Investment Adviser Settles SEC Charges for Undisclosed SPAC Conflicts
An investment adviser settled SEC charges for failing to disclose material conflicts of interest. The conflicts concerned the firm's financial incentives to complete a business combination for a special purpose acquisition company ("SPAC").
According to the cease-and-desist Order, the firm invested client assets in a SPAC without disclosing that the firm and its personnel owned "founders' shares" and private placement warrants in the SPAC sponsor. The SEC found that the value of these shares was contingent upon the SPAC completing a business combination, which created a financial incentive for the firm to ensure a deal closed.

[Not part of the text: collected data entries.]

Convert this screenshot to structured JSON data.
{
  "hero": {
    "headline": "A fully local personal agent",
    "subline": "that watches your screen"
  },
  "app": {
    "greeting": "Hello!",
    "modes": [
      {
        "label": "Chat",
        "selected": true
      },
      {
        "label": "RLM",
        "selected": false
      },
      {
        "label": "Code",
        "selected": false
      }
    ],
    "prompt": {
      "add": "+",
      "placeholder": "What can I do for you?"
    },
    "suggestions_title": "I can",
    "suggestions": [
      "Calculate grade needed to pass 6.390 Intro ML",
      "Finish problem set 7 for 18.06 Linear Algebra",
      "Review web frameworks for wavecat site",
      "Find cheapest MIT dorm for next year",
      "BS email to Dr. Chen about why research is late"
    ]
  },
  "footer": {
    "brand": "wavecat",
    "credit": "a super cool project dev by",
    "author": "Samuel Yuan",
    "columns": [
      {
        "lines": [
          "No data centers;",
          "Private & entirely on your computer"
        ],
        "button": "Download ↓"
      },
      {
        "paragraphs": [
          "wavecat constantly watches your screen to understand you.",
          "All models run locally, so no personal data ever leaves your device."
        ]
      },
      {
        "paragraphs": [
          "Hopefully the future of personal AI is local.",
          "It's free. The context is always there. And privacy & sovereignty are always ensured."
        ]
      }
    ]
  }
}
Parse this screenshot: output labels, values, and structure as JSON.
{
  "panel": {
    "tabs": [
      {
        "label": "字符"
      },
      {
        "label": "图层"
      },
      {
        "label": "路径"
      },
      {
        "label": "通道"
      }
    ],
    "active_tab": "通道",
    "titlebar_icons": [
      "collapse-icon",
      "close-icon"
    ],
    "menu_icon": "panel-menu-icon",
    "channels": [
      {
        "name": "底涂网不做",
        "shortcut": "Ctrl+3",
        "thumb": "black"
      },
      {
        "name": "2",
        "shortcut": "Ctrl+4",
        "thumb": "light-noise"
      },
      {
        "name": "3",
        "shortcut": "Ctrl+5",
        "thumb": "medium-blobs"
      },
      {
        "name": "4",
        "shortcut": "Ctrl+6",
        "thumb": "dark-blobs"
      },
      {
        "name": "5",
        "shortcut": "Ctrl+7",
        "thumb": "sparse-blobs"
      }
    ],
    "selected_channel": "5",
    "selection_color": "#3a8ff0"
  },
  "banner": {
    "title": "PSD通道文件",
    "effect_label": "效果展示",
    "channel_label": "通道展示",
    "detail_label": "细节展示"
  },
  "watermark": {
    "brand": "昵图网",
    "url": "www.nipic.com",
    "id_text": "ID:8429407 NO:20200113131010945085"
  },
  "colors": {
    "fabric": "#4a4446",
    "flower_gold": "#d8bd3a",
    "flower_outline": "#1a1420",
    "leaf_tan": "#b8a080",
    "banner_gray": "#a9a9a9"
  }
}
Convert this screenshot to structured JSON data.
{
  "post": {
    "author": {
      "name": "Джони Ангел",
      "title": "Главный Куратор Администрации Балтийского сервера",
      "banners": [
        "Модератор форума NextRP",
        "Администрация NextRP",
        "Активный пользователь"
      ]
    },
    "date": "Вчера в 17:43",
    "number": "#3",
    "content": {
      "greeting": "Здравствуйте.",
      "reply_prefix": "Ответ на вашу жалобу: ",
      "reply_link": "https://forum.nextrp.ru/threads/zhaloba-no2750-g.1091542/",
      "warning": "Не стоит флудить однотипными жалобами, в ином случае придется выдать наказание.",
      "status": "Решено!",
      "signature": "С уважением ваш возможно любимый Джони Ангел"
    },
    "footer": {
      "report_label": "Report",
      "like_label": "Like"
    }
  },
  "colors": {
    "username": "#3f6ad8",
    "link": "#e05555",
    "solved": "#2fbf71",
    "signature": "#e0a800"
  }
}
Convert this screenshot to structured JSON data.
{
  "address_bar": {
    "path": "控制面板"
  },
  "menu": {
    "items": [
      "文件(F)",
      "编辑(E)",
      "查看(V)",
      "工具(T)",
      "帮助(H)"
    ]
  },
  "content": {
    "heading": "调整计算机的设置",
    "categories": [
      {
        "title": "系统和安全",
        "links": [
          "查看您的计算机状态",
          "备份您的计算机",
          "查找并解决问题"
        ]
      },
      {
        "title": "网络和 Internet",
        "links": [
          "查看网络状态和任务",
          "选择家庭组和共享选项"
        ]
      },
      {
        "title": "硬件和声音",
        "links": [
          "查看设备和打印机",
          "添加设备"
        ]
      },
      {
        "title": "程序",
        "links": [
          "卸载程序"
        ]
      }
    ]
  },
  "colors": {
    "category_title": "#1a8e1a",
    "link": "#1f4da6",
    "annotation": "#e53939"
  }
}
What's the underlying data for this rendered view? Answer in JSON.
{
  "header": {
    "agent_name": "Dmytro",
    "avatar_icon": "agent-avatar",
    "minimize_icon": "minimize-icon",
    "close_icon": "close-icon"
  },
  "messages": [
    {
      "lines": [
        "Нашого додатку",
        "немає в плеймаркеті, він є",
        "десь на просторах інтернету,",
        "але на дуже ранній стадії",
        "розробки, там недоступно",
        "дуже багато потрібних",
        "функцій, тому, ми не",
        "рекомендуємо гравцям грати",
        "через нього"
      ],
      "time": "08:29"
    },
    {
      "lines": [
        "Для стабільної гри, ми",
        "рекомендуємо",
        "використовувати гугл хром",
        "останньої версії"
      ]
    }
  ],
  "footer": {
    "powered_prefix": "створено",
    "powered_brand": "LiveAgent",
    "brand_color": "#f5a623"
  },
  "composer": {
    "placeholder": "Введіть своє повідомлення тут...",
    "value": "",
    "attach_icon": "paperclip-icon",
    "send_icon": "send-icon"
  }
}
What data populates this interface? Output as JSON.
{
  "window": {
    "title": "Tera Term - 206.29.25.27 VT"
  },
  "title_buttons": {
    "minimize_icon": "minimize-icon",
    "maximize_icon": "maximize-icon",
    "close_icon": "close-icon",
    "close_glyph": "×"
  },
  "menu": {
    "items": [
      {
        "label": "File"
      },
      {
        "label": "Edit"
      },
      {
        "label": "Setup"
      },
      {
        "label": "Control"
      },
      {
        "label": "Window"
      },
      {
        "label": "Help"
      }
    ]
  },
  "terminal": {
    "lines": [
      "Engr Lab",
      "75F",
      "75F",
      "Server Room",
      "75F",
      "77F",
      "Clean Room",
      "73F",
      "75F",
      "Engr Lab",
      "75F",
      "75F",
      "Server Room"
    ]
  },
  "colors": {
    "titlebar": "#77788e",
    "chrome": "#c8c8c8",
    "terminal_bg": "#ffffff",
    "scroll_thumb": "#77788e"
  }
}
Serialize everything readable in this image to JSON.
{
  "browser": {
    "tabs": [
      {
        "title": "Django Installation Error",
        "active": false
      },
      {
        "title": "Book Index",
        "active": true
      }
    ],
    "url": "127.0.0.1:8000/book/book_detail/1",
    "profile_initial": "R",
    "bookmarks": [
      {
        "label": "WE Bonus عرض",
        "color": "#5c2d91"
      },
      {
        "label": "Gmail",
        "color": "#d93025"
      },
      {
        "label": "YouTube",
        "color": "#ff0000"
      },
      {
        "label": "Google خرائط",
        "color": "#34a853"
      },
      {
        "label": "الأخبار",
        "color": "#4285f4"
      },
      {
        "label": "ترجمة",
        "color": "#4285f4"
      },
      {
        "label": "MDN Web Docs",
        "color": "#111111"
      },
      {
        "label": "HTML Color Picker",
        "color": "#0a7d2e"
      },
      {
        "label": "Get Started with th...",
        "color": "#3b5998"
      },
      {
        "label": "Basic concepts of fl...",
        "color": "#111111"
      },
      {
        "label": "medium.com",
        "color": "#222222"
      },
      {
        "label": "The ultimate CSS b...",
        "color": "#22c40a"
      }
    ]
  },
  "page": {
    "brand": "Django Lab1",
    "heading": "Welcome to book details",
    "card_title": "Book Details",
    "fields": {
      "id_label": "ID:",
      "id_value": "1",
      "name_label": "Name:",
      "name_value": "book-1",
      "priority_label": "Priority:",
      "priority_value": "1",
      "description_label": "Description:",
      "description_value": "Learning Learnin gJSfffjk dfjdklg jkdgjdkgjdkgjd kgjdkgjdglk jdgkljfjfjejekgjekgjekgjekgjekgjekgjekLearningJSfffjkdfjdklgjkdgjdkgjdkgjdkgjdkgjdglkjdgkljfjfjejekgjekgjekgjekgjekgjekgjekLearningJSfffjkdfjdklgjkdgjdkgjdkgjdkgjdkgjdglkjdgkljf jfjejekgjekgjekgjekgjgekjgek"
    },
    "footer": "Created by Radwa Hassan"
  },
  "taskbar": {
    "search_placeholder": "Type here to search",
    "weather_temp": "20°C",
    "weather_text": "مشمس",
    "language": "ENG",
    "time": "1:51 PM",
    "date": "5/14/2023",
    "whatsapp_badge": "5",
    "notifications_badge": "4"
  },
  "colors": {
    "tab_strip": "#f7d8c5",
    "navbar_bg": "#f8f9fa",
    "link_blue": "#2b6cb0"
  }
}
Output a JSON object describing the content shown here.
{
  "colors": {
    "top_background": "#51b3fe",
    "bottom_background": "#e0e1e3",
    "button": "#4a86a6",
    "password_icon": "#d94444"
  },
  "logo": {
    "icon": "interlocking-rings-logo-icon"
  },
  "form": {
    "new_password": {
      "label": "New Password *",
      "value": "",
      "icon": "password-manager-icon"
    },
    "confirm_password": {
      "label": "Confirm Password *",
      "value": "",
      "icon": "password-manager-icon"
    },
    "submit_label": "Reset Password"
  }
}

The SEC stated that during the relevant period, the firm invested over $160 million of client assets into the SPAC via a forward purchase agreement and private investment in public equity. The SEC alleged that these client investments were necessary to complete the transaction, which increased the potential value of the firm's own founders' shares while the client investments decreased in value. The SEC emphasized that the firm failed to disclose that these ownership interests created a material conflict that could cause it to render advice that was not disinterested.
As a result, the SEC charged the firm with violating IAA Section 206(2) ("Prohibited transactions by investment advisers").
The firm agreed to a cease-and-desist Order, a censure, and agreed to pay a civil money penalty of $200,000.